Procédure devant la cour :
Par une requête enregistrée le 28 septembre 2017, M. E..., représenté par MeC..., demande à la cour :
1°) d'annuler ce jugement du tribunal administratif de Nantes du 31 juillet 2017 ;
2°) d'annuler les arrêtés du 10 juillet 2017 du préfet de Maine-et-Loire ;
3°) d'enjoindre au préfet de la Sarthe de réexaminer sa situation ;
4°) de mettre à la charge de l'Etat le versement à leur conseil de la somme de 1 700 euros au titre des dispositions des articles L. 761-1 du code de justice administrative et 37 de la loi du 10 juillet 1991.
Il soutient que :
en ce qui concerne la décision portant remise aux autorités allemandes :
- elle est insuffisamment motivée ;
- il n'est pas établi que " l'entretien Dublin " ait été conduit conformément aux dispositions de l'article 5 du règlement (UE) n° 604/2013 du 26 juin 2013 ;
- les articles 26 du règlement n° 604/2013 et L. 111-8 du code de l'entrée et du séjour des étrangers et du droit d'asile ont été méconnus ;
- elle est entachée d'un défaut d'examen personnalisé de sa situation, au regard notamment de l'article 4 de la charte des droits fondamentaux de l'Union européenne et de l'article 3 de la convention européenne de sauvegarde des droits de l'homme et des libertés fondamentales, eu égard aux risques encourus en cas de retour au Soudan, du rejet de sa demande d'asile en Allemagne, et ce d'autant plus qu'il est vulnérable eu égard à son état de santé fragile ;
- le préfet de la Sarthe a écarté, sans explication, l'application des articles 3 et 17 du règlement (UE) n° 604/2013 permettant de déroger aux règles applicables de réadmission afin de prendre en compte sa situation personnelle ;
en ce qui concerne la décision portant assignation à résidence :
- elle est insuffisamment motivée ;
- les articles 26 du règlement n° 604/2013 et L. 111-8 du code de l'entrée et du séjour des étrangers et du droit d'asile ont été méconnus ;
- l'illégalité de la décision portant remise aux autorités allemandes entraînera celle de la décision portant assignation à résidence ;
- elle méconnaît les dispositions de l'article L. 561-2 du code de l'entrée et du séjour des étrangers et du droit d'asile ;
- elle a pour effet de le priver de son droit au recours effectif garanti par l'article 27 du règlement " Dublin III ".
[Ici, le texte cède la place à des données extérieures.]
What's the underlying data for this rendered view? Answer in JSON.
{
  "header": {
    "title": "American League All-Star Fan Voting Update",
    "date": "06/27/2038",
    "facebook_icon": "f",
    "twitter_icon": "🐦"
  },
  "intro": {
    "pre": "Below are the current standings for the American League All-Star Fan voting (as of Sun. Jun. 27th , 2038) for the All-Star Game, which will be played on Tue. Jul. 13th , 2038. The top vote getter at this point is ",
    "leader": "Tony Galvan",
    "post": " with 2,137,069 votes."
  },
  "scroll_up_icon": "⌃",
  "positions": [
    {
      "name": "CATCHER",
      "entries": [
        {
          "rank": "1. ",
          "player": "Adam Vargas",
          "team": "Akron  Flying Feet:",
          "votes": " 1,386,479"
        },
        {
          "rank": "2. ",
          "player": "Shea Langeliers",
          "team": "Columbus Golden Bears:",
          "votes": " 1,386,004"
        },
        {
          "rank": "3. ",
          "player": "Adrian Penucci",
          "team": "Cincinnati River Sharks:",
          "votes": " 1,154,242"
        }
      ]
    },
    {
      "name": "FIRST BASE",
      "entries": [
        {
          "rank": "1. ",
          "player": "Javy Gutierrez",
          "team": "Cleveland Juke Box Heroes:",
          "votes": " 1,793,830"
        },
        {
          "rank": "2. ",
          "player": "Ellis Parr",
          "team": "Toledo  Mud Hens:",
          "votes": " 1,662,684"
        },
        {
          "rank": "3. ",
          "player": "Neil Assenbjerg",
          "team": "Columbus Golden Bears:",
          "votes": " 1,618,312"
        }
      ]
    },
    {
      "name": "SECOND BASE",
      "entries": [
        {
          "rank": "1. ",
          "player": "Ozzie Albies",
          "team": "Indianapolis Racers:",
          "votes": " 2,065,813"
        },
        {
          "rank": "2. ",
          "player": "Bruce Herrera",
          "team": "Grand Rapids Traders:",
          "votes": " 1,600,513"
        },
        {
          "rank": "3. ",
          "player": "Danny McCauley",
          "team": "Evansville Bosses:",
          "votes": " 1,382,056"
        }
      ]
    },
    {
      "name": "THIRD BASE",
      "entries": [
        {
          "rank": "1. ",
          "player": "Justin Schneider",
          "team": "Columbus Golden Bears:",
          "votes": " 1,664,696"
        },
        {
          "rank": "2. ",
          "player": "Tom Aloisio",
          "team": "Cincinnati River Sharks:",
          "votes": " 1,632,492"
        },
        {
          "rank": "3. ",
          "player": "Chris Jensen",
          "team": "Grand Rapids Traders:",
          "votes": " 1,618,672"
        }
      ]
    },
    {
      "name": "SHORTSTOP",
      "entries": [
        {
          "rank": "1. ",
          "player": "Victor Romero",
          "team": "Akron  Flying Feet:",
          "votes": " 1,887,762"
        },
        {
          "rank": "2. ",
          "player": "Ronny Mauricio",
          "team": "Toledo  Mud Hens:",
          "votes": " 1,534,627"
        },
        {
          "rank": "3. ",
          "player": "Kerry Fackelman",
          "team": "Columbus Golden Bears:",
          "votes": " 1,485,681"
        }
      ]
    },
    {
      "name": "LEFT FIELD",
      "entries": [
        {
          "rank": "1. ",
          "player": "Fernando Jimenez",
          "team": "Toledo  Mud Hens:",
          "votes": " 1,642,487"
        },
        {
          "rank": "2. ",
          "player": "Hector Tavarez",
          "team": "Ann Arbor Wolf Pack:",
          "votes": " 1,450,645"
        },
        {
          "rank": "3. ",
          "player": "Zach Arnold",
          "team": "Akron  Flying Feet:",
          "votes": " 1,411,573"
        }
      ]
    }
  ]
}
Par un mémoire en défense, enregistré le 6 octobre 2017, le préfet de la Sarthe conclut au rejet de la requête.
Il soutient qu'aucun des moyens soulevés par M. E... n'est fondé.
M. E... a été admis au bénéfice de l'aide juridictionnelle totale par une décision en date du 1er septembre 2017.
Vu les autres pièces du dossier.
Vu :
- la convention européenne de sauvegarde des droits de l'homme et des libertés fondamentales ;
- la Charte des droits fondamentaux de l'Union européenne ;
- le règlement (UE) n° 603/2013 du Parlement européen et du Conseil du 26 juin 2013 ;
- le règlement (UE) n° 604/2013 du Parlement européen et du Conseil du 26 juin 2013 ;
- le code de l'entrée et du séjour des étrangers et du droit d'asile ;
- la loi n° 91-647 du 10 juillet 1991 ;
- le code de justice administrative.
Le président de la formation de jugement a dispensé le rapporteur public, sur sa proposition, de prononcer des conclusions à l'audience.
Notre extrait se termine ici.